The SR-3D is an S-band active electronically scanned array (AESA) 3-dimensional Early-warning radar developed by NASTP.

== Design ==
The SR-3D is a dual-purpose sensor which can be used as a surveillance radar for early warning or even as a target acquisition system for Ground Based Air Defense Systems (GBADS) meaning it can support Surface to air missiles (SAMs), Close-in Weapon Systems (CIWS) and Anti-aircraft guns. According to NASTP, the radar uses advanced digital beamforming technology which enables it to accurately detect and track enemy targets including ones with low Radar cross section while also being resistant to Electronic Counter Measures (ECM). Reportedly, the SR-3D will serve as the basis of a longer-ranged and more capable radar variant which is currently under development. The new variant will have double the range of the SR-3D and is expected to be revealed by late 2026.

== Development ==
Since the mid-2010s, Pakistan had started efforts to involve its local defense industry in radar/sensor production.
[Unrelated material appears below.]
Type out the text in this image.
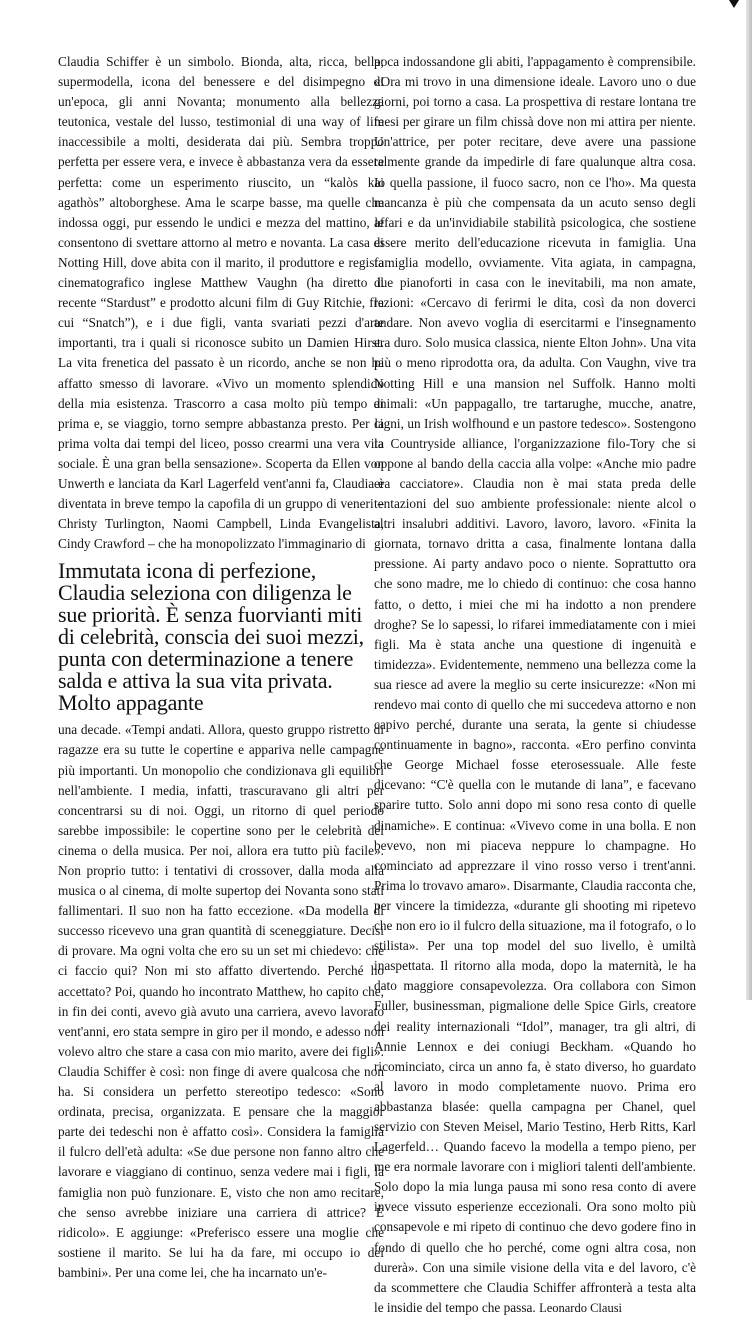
Claudia Schiffer è un simbolo. Bionda, alta, ricca, bella; supermodella, icona del benessere e del disimpegno di un'epoca, gli anni Novanta; monumento alla bellezza teutonica, vestale del lusso, testimonial di una way of life inaccessibile a molti, desiderata dai più. Sembra troppo perfetta per essere vera, e invece è abbastanza vera da essere perfetta: come un esperimento riuscito, un “kalòs kai agathòs” altoborghese. Ama le scarpe basse, ma quelle che indossa oggi, pur essendo le undici e mezza del mattino, le consentono di svettare attorno al metro e novanta. La casa di Notting Hill, dove abita con il marito, il produttore e regista cinematografico inglese Matthew Vaughn (ha diretto il recente “Stardust” e prodotto alcuni film di Guy Ritchie, fra cui “Snatch”), e i due figli, vanta svariati pezzi d'arte importanti, tra i quali si riconosce subito un Damien Hirst. La vita frenetica del passato è un ricordo, anche se non ha affatto smesso di lavorare. «Vivo un momento splendido della mia esistenza. Trascorro a casa molto più tempo di prima e, se viaggio, torno sempre abbastanza presto. Per la prima volta dai tempi del liceo, posso crearmi una vera vita sociale. È una gran bella sensazione». Scoperta da Ellen von Unwerth e lanciata da Karl Lagerfeld vent'anni fa, Claudia è diventata in breve tempo la capofila di un gruppo di veneri – Christy Turlington, Naomi Campbell, Linda Evangelista, Cindy Crawford – che ha monopolizzato l'immaginario di

Immutata icona di perfezione, Claudia seleziona con diligenza le sue priorità. È senza fuorvianti miti di celebrità, conscia dei suoi mezzi, punta con determinazione a tenere salda e attiva la sua vita privata. Molto appagante

una decade. «Tempi andati. Allora, questo gruppo ristretto di ragazze era su tutte le copertine e appariva nelle campagne più importanti. Un monopolio che condizionava gli equilibri nell'ambiente. I media, infatti, trascuravano gli altri per concentrarsi su di noi. Oggi, un ritorno di quel periodo sarebbe impossibile: le copertine sono per le celebrità del cinema o della musica. Per noi, allora era tutto più facile». Non proprio tutto: i tentativi di crossover, dalla moda alla musica o al cinema, di molte supertop dei Novanta sono stati fallimentari. Il suo non ha fatto eccezione. «Da modella di successo ricevevo una gran quantità di sceneggiature. Decisi di provare. Ma ogni volta che ero su un set mi chiedevo: che ci faccio qui? Non mi sto affatto divertendo. Perché ho accettato? Poi, quando ho incontrato Matthew, ho capito che, in fin dei conti, avevo già avuto una carriera, avevo lavorato vent'anni, ero stata sempre in giro per il mondo, e adesso non volevo altro che stare a casa con mio marito, avere dei figli». Claudia Schiffer è così: non finge di avere qualcosa che non ha. Si considera un perfetto stereotipo tedesco: «Sono ordinata, precisa, organizzata. E pensare che la maggior parte dei tedeschi non è affatto così». Considera la famiglia il fulcro dell'età adulta: «Se due persone non fanno altro che lavorare e viaggiano di continuo, senza vedere mai i figli, la famiglia non può funzionare. E, visto che non amo recitare, che senso avrebbe iniziare una carriera di attrice? È ridicolo». E aggiunge: «Preferisco essere una moglie che sostiene il marito. Se lui ha da fare, mi occupo io dei bambini». Per una come lei, che ha incarnato un'e-

poca indossandone gli abiti, l'appagamento è comprensibile. «Ora mi trovo in una dimensione ideale. Lavoro uno o due giorni, poi torno a casa. La prospettiva di restare lontana tre mesi per girare un film chissà dove non mi attira per niente. Un'attrice, per poter recitare, deve avere una passione talmente grande da impedirle di fare qualunque altra cosa. Io quella passione, il fuoco sacro, non ce l'ho». Ma questa mancanza è più che compensata da un acuto senso degli affari e da un'invidiabile stabilità psicologica, che sostiene essere merito dell'educazione ricevuta in famiglia. Una famiglia modello, ovviamente. Vita agiata, in campagna, due pianoforti in casa con le inevitabili, ma non amate, lezioni: «Cercavo di ferirmi le dita, così da non doverci andare. Non avevo voglia di esercitarmi e l'insegnamento era duro. Solo musica classica, niente Elton John». Una vita più o meno riprodotta ora, da adulta. Con Vaughn, vive tra Notting Hill e una mansion nel Suffolk. Hanno molti animali: «Un pappagallo, tre tartarughe, mucche, anatre, cigni, un Irish wolfhound e un pastore tedesco». Sostengono la Countryside alliance, l'organizzazione filo-Tory che si oppone al bando della caccia alla volpe: «Anche mio padre era cacciatore». Claudia non è mai stata preda delle tentazioni del suo ambiente professionale: niente alcol o altri insalubri additivi. Lavoro, lavoro, lavoro. «Finita la giornata, tornavo dritta a casa, finalmente lontana dalla pressione. Ai party andavo poco o niente. Soprattutto ora che sono madre, me lo chiedo di continuo: che cosa hanno fatto, o detto, i miei che mi ha indotto a non prendere droghe? Se lo sapessi, lo rifarei immediatamente con i miei figli. Ma è stata anche una questione di ingenuità e timidezza». Evidentemente, nemmeno una bellezza come la sua riesce ad avere la meglio su certe insicurezze: «Non mi rendevo mai conto di quello che mi succedeva attorno e non capivo perché, durante una serata, la gente si chiudesse continuamente in bagno», racconta. «Ero perfino convinta che George Michael fosse eterosessuale. Alle feste dicevano: “C'è quella con le mutande di lana”, e facevano sparire tutto. Solo anni dopo mi sono resa conto di quelle dinamiche». E continua: «Vivevo come in una bolla. E non bevevo, non mi piaceva neppure lo champagne. Ho cominciato ad apprezzare il vino rosso verso i trent'anni. Prima lo trovavo amaro». Disarmante, Claudia racconta che, per vincere la timidezza, «durante gli shooting mi ripetevo che non ero io il fulcro della situazione, ma il fotografo, o lo stilista». Per una top model del suo livello, è umiltà inaspettata. Il ritorno alla moda, dopo la maternità, le ha dato maggiore consapevolezza. Ora collabora con Simon Fuller, businessman, pigmalione delle Spice Girls, creatore dei reality internazionali “Idol”, manager, tra gli altri, di Annie Lennox e dei coniugi Beckham. «Quando ho ricominciato, circa un anno fa, è stato diverso, ho guardato al lavoro in modo completamente nuovo. Prima ero abbastanza blasée: quella campagna per Chanel, quel servizio con Steven Meisel, Mario Testino, Herb Ritts, Karl Lagerfeld… Quando facevo la modella a tempo pieno, per me era normale lavorare con i migliori talenti dell'ambiente. Solo dopo la mia lunga pausa mi sono resa conto di avere invece vissuto esperienze eccezionali. Ora sono molto più consapevole e mi ripeto di continuo che devo godere fino in fondo di quello che ho perché, come ogni altra cosa, non durerà». Con una simile visione della vita e del lavoro, c'è da scommettere che Claudia Schiffer affronterà a testa alta le insidie del tempo che passa. Leonardo Clausi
The program pioneered with the local MPDR upgrade program in 2019 when the PAF upgraded Siemens MPDR-45/90 low level radars originally acquired in the 1980s. Through experience gained in the upgrade program, the PAF initiated R&D work on new original radar designs. Around 2020, several defense contractors including Air Weapons Complex (AWC) under the National Engineering and Scientific Commission (NESCOM) had prototyped gallium nitride (GaN) based modules. The PAF later set up NASTP which took over all R&D projects from PAF. It revealed the SR-3D during IDEAS-2024 at Karachi.